What follows is the fourth letter in a series of letters supposedly written by an owner (Jack Owployer) in response to a general superintendent’s (Joe Gensup) request for something more than the typical job description. Though the company had provided a generic job description, what the superintendent needed and received was much more personal and heartfelt, when compared to the sterile notion of do’s and don’ts so commonly emphasized, throughout our industry.
As you know, I’m getting some R&R at my favorite hideaway, the St. Regis in Monarch Beach, Dana Point, Calif. These folks really know how to do business. They treat you like royalty, anticipating your every need, right down to the minutest detail.
Pardon my gushing, but putting my infatuation aside, my comments are relevant. There’s a lot to learn about business from other industries, and those lessons apply to all businesses, particularly to us and Starwood Hotels.
Their model of anticipatory service is, as I’ve repeatedly told you, the essence of doing great business and well worth our consideration. Anticipate and act! That’s the mantra of great business management, and Starwoods has it wired. Enough said.
So where were we? Oh yeah, I was addressing your discouragement with our workload fluctuation, the inevitable upcoming—but very brief—downturn, immediately followed by the equally inevitable jerking of a sudden upturn in workload. I have referred to it as the bull ride. As I said, we have two options: meaningless, destructive and counterproductive stress and worry, or the bountiful benefits of careful planning and preparation.
Let’s talk about that nasty slowdown we are facing. That’s the priority. First things first.

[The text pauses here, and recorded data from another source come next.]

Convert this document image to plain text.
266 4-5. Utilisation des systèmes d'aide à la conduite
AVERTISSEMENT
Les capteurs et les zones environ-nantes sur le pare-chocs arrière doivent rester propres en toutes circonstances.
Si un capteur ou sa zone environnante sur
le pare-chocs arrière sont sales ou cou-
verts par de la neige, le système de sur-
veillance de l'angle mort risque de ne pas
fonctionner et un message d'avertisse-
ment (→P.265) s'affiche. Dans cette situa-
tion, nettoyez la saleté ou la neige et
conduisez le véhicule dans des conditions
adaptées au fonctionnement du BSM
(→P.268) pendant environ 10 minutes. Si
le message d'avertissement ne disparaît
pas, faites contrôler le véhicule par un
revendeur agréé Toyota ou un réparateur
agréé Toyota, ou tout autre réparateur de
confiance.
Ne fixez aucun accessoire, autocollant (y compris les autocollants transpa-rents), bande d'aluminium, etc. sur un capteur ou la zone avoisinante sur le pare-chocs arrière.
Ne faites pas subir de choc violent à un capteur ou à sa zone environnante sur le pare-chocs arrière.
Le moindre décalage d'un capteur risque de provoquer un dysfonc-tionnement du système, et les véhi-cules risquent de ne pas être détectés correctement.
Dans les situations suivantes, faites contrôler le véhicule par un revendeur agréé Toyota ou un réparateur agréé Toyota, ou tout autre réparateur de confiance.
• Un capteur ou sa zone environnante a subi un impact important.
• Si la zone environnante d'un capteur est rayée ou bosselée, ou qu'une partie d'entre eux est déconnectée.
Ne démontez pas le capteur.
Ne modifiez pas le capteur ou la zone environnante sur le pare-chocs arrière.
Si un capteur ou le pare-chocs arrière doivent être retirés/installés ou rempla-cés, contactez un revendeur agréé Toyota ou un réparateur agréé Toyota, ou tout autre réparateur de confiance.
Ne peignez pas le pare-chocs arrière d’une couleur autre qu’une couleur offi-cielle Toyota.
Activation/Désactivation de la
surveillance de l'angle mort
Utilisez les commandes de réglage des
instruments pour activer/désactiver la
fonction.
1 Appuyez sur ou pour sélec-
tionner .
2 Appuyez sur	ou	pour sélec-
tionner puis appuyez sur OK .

Then we’ll talk about planning and preparation for the spike in workload following directly thereafter.
Don’t make the tragic mistake many businesses make during a downturn, by sitting on their hands, fretting and sulking about the lack of work. You are way too smart for that. Don’t focus on the downturn; instead, focus like a laser on organizational improvement!

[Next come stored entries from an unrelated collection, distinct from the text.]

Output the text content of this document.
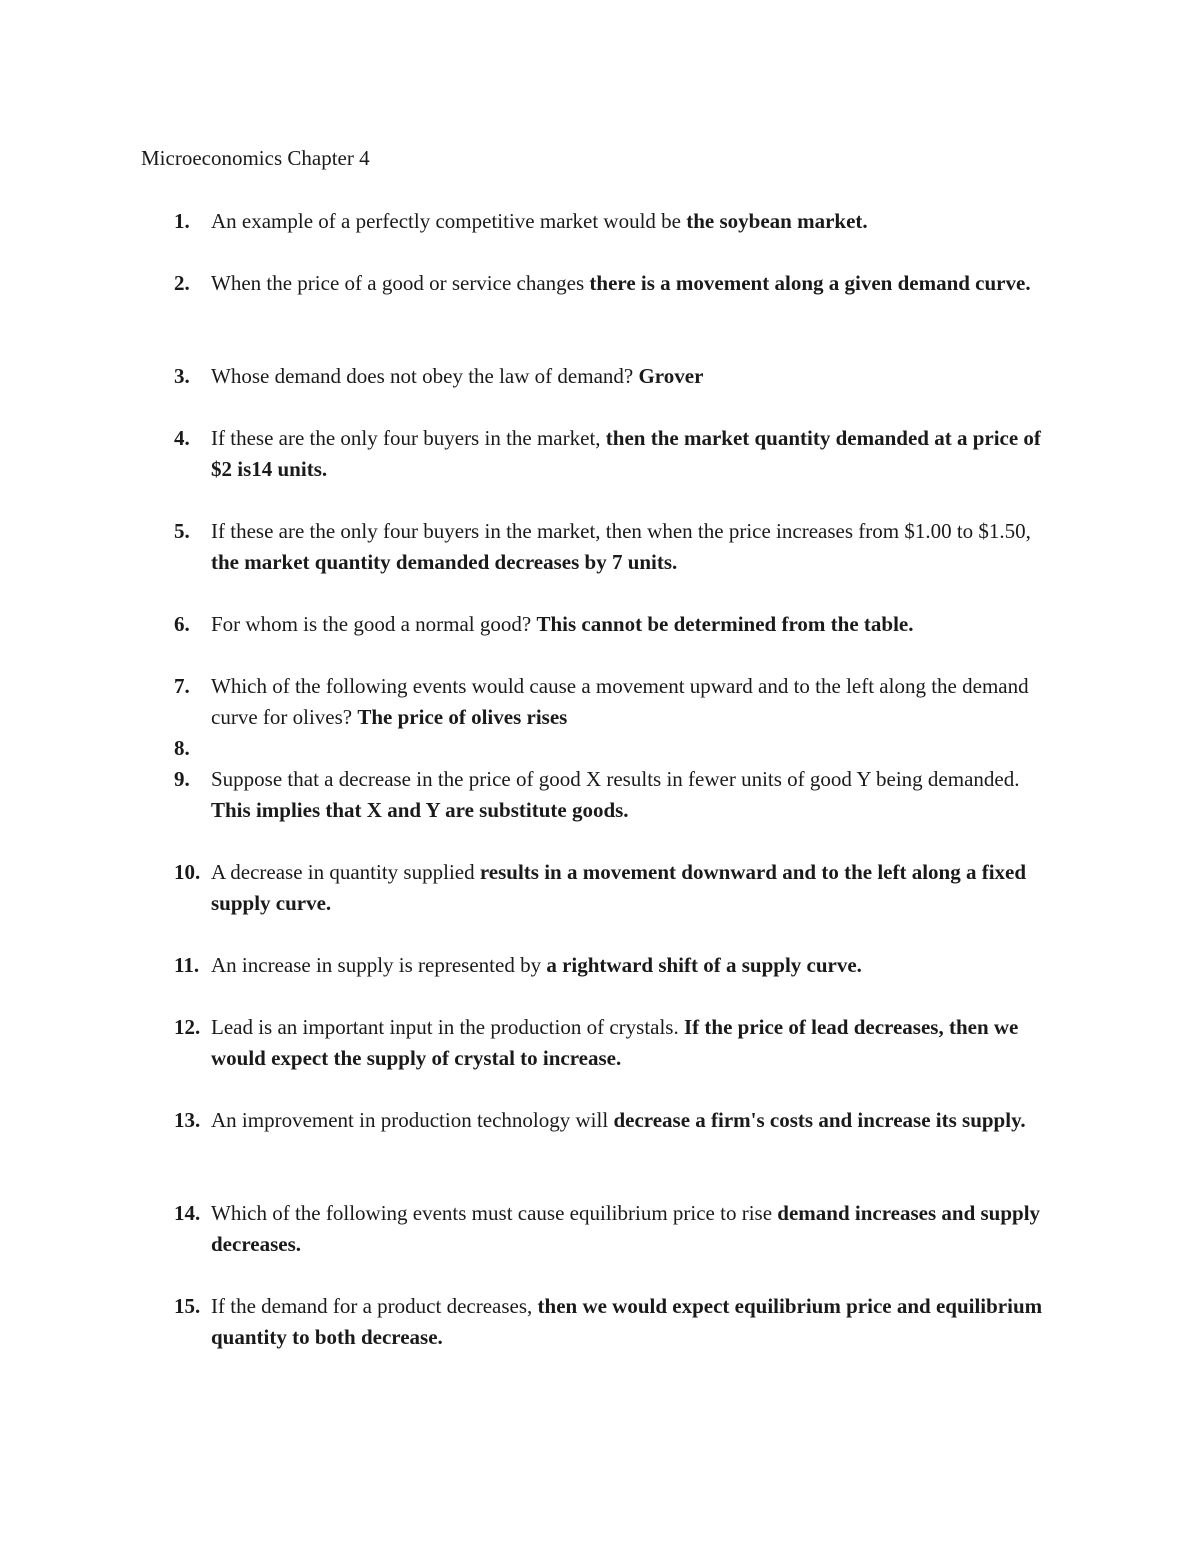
Microeconomics Chapter 4
1. An example of a perfectly competitive market would be the soybean market.
2. When the price of a good or service changes there is a movement along a given demand curve.
3. Whose demand does not obey the law of demand? Grover
4. If these are the only four buyers in the market, then the market quantity demanded at a price of $2 is14 units.
5. If these are the only four buyers in the market, then when the price increases from $1.00 to $1.50, the market quantity demanded decreases by 7 units.
6. For whom is the good a normal good? This cannot be determined from the table.
7. Which of the following events would cause a movement upward and to the left along the demand curve for olives? The price of olives rises
8.
9. Suppose that a decrease in the price of good X results in fewer units of good Y being demanded. This implies that X and Y are substitute goods.
10. A decrease in quantity supplied results in a movement downward and to the left along a fixed supply curve.
11. An increase in supply is represented by a rightward shift of a supply curve.
12. Lead is an important input in the production of crystals. If the price of lead decreases, then we would expect the supply of crystal to increase.
13. An improvement in production technology will decrease a firm's costs and increase its supply.
14. Which of the following events must cause equilibrium price to rise demand increases and supply decreases.
15. If the demand for a product decreases, then we would expect equilibrium price and equilibrium quantity to both decrease.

There is plenty of work to be done in business when a slowdown occurs. During a downturn, any business has a tremendous opportunity to do those things that need to be done, things that they haven’t been able to get done when they were so busy.
Don’t look at it as a negative. Don’t be myopic. Take a big-picture view, see it as a part of business that’s inevitable, and take advantage of it to become the very best business possible. In short, get ready!
Before the slowdown hits, communicate with all your crews and let them know what’s going on and try to arrange to loan them out to a trustworthy competitor, with the guarantee they will return them as needed. It’s a good idea to network with good businesses that will labor share. Scratch each other’s backs, but make sure you can trust them. It’s not easy, but it is do-able. I know. I’ve done it. Now it’s your turn.
Doing so will go a long way with your existing workforce. If they know you’re looking out for them, it will be much appreciated. Develop loyalty; these guys and gals have bills to pay. Show them we care and they’ll care about us. They’ll be waiting with bated breath to come back “home,” and we’re gonna need a houseful. Placing them elsewhere will go a long way toward long term employee retention. It’s not a panacea and won’t always work, but it will help.
The first thing you want do during a slowdown is reduce cost if possible. I shouldn’t say “if.” There is always something that’s needing cleaned up, shaved and a haircut, when it comes to cutting cost. Identify it and do it. Come out of this leaner, meaner and operating more efficiently than ever.
However, don’t be afraid to spend money when needed to prepare for the upcoming busy period. Cut back where it makes sense. If you typically rent some equipment, containers, etc., return them. Why pay for what you don’t need? That’s called waste. Driving down waste is always a huge benefit that immediately translates into profit.
Waste is a subject in and of itself. I don’t want to spend time on it now. Just visit our archives on www.awci.org/cd to find the article that I was fortunate to have published, titled “Getting Wasted.” That’ll be a great read while you have some time on your hands. Yes, I know you’ve read it before. Read it again. There is more to learn there, trust me. I’m not asking, I’m telling you to read it again!
I know you’re working on safety certifications and you deserve an “atta boy” there! Good idea! There are huge dividends to getting our EMR (experience modification rate) down, namely more profit. A lot of money passes through a business like ours. The trick is learning how to keep more of it. Safety is a surefire way to do so.
I don’t want to get ahead of myself here, we’re talking about the slowdown. But, lest I fail to mention it later, when the work picks back up, rapid fire hiring escalates risk and more accidents tend to happen. That’s a proven statistic. Plan on sufficient effort during new hire orientation to keep those new employees safe.
Get our equipment and vehicles serviced. If you’re going to need more of anything, get it ordered. Your suppliers may need lead time, time you won’t have if you wait until you need it.
On another note, give your best people a little breather, including me. Wasn’t I supposed to be getting some R&R?
That ought to keep you busy until I get back!